A US court has dismissed a lawsuit accusing Prime Minister Narendra Modi of failure to control the 2002 Gujarat riots, saying as a sitting head of government he was entitled to immunity.
In dismissing the case filed by human rights group American Justice Centre (AJC) in New York, US District Judge Analisa Torres upheld the US Department of State’s determination regarding immunity for Modi.
A “sitting head of state’s immunity from jurisdiction is based on the Executive Branch’s determination of official immunity without regard to the specific conduct alleged,” she ruled.
Torres dismissed the plaintiffs’ argument that the Foreign Sovereign Immunities Act provided immunity only to foreign states and not to individual government officials and Modi was not entitled to common law immunity as the alleged acts took place before he became Prime Minister.

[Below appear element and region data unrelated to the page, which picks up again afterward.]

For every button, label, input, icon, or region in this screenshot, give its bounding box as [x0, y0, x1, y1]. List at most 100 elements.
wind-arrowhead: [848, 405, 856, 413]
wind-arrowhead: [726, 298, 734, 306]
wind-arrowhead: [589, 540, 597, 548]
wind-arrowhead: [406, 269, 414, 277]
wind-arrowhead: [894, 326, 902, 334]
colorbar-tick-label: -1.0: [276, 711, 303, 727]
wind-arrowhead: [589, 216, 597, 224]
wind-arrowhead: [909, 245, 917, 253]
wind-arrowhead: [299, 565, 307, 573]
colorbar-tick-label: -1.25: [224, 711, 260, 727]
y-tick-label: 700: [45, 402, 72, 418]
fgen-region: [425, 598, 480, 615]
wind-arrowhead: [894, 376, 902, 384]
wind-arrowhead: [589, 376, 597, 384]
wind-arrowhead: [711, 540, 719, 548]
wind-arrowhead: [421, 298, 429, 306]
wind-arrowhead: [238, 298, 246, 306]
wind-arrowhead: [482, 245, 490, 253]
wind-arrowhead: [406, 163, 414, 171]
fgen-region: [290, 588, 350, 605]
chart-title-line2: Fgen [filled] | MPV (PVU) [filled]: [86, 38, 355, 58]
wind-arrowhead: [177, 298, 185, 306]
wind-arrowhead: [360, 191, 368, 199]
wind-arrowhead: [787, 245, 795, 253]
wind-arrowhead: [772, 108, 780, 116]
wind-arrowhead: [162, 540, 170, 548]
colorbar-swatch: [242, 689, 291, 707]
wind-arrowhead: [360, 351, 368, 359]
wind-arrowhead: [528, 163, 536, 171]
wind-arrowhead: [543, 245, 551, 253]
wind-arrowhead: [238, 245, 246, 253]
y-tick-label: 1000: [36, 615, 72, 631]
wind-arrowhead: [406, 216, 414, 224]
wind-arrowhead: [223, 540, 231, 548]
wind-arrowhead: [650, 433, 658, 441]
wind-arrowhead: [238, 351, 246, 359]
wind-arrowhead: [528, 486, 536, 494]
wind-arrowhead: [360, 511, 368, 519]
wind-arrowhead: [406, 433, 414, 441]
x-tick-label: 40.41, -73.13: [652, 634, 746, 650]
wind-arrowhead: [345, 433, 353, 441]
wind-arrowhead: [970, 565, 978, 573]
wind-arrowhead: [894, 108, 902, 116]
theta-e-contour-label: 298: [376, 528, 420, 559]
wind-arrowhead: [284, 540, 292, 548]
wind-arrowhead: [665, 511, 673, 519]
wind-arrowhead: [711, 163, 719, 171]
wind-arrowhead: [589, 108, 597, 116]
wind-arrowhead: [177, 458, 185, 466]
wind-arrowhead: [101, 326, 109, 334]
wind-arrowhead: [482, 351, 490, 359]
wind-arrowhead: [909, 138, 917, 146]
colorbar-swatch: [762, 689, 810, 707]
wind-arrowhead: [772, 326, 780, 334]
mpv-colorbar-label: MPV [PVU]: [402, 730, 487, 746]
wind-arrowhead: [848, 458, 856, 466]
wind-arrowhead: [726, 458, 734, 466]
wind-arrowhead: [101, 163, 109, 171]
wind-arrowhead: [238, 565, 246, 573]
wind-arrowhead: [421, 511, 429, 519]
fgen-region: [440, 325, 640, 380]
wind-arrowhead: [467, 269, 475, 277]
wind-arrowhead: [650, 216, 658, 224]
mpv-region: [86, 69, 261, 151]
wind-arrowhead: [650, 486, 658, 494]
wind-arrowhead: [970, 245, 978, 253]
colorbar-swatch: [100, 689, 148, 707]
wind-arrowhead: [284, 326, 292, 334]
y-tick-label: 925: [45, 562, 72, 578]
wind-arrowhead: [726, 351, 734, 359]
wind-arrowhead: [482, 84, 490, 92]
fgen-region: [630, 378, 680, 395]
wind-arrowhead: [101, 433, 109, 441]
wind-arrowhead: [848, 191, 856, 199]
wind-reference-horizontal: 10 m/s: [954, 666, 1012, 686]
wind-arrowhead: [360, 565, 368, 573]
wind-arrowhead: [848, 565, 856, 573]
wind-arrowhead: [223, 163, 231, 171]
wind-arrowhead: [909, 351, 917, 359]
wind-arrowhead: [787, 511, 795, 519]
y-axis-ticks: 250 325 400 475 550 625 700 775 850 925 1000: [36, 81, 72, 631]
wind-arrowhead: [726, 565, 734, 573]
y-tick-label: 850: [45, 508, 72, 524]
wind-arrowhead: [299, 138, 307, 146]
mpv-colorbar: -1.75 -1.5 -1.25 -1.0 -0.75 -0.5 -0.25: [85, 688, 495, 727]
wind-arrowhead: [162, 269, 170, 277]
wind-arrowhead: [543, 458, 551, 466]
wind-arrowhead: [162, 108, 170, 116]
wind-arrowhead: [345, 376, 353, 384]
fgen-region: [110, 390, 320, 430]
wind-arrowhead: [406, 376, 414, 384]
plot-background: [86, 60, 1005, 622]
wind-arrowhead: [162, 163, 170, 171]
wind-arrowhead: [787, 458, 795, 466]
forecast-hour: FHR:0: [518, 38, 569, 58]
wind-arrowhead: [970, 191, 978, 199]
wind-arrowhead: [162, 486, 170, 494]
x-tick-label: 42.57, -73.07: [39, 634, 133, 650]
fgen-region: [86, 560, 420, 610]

AJC filed the lawsuit against Modi under the Torture Victim Protection Act of 1991 and Alien Tort Statute in September on the eve of his first visit to the US.
The dismissal of the case comes ahead of President Barack Obama’s second trip to India to be the chief guest at India’s Republic Day celebrations.
The lawsuit alleged Modi did nothing to control riots in his home state of Gujarat in 2002. Though Indian courts have cleared Modi, the allegations led the US to revoke his US visa in 2005.
But Obama overturned the ban by quickly inviting Modi to the USafter Modi’s election as prime minister.